XOM predicts synergies from the PXD acquisition to average about $2 billion per year over the next decade. However, the company expects most of the benefits (about 65%) will come from applying its superior completion program to PXD’s premiere acreage, rather than cuts to spending.
A question of infrastructure
Exxon’s outlook for growth is great news for midstream companies in the Permian overall, and particularly in the Midland where Pioneer operates. But which assets are positioned to benefit from growing volumes, and what are the implications of growth for other operators in the Permian?

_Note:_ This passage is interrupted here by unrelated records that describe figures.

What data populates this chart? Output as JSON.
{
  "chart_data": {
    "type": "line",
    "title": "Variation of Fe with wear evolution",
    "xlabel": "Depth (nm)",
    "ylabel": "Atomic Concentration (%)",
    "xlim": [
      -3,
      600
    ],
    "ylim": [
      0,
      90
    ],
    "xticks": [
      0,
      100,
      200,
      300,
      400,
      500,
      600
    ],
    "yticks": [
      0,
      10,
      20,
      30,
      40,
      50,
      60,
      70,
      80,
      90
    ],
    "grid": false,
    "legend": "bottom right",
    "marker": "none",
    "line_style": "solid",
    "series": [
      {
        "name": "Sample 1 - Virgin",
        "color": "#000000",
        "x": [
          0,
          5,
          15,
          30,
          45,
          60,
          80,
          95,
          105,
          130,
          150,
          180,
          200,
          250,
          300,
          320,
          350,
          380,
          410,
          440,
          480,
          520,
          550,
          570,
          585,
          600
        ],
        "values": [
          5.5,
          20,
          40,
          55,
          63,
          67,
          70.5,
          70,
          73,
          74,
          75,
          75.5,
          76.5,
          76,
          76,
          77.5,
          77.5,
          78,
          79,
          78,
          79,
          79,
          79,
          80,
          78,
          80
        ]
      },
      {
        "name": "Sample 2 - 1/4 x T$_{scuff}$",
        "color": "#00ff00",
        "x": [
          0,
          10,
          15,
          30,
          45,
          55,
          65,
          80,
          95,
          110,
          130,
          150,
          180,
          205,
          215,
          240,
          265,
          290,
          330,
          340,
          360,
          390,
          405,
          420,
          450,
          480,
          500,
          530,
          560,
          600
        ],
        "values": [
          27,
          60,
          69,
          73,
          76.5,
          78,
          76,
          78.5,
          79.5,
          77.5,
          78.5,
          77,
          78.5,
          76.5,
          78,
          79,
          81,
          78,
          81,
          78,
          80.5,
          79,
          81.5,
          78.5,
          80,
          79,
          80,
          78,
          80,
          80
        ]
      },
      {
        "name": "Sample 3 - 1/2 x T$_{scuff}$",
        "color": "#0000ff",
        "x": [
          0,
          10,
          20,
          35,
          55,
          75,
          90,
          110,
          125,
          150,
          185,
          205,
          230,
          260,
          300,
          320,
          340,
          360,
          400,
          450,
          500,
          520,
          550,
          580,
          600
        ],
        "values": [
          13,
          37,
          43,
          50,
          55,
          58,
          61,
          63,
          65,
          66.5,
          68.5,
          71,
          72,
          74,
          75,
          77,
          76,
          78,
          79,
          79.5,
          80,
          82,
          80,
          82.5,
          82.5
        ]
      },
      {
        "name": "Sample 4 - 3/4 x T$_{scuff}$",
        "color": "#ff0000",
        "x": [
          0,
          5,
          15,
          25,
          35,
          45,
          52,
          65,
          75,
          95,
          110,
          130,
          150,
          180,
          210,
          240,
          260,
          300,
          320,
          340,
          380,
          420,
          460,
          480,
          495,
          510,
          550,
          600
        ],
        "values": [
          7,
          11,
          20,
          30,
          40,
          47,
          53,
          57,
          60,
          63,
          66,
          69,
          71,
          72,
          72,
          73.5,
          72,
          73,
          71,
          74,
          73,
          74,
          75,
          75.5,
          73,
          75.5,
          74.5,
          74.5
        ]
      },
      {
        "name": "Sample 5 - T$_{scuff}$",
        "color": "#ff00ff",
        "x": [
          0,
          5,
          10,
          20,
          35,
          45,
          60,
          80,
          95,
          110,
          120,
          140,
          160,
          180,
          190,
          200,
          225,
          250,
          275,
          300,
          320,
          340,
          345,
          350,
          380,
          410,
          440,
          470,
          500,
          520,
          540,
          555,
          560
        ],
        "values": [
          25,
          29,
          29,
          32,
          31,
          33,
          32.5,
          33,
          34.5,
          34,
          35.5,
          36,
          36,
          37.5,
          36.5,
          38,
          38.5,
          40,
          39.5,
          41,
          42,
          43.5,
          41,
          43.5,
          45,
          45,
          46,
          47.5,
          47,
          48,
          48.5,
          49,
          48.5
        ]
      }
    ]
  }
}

Pioneer sends most of its raw natural gas to Targa Resources (TRGP) for processing, and also owns 27.2% of the West Texas system with Targa. The TRGP-West TX system processes about 70% of the combined Midland volumes for XOM and PXD, according to East Daley’s Energy Data Studio figures. West Texas Gas, Energy Transfer (ET), Enterprise Products Partners (EPD), DCP Midstream (DCP) and Pinnacle Midstream are other midstream companies that serve PXD and XOM in West Texas.
Energy Data Studio shows Exxon and Pioneer produced more than 2.2 Bcf/d of raw natural gas in the Midland Basin at the end of 2022. We estimate combined volumes could grow another 1 Bcf/d by 2027, based on the latest company guidance.
The stumbling block to these plans could be infrastructure. East Daley forecasts most of the Midland gathering and processing systems used by XOM and PXD are already full or nearing capacity limits for natural gas processing. We estimate processing utilization on the top three G&P systems serving XOM/PXD to range from 87% to 119% over the next 12 months.
Several of the midstream systems serving the producers in the Midland already plan to expand. Targa, for example, is adding more than 2 Bcf/d of gas processing capacity to its Midland and Delaware systems through 2025. But with Permian production continuing to grow, we expect capacity to remain tight.
The latest guidance from Exxon is a bullish point for midstream. By breaking from the Permian pack, the XOM/PXD combo could fuel another wave of midstream investments.
Justin Carlson is chief commercial officer at East Daley Analytics.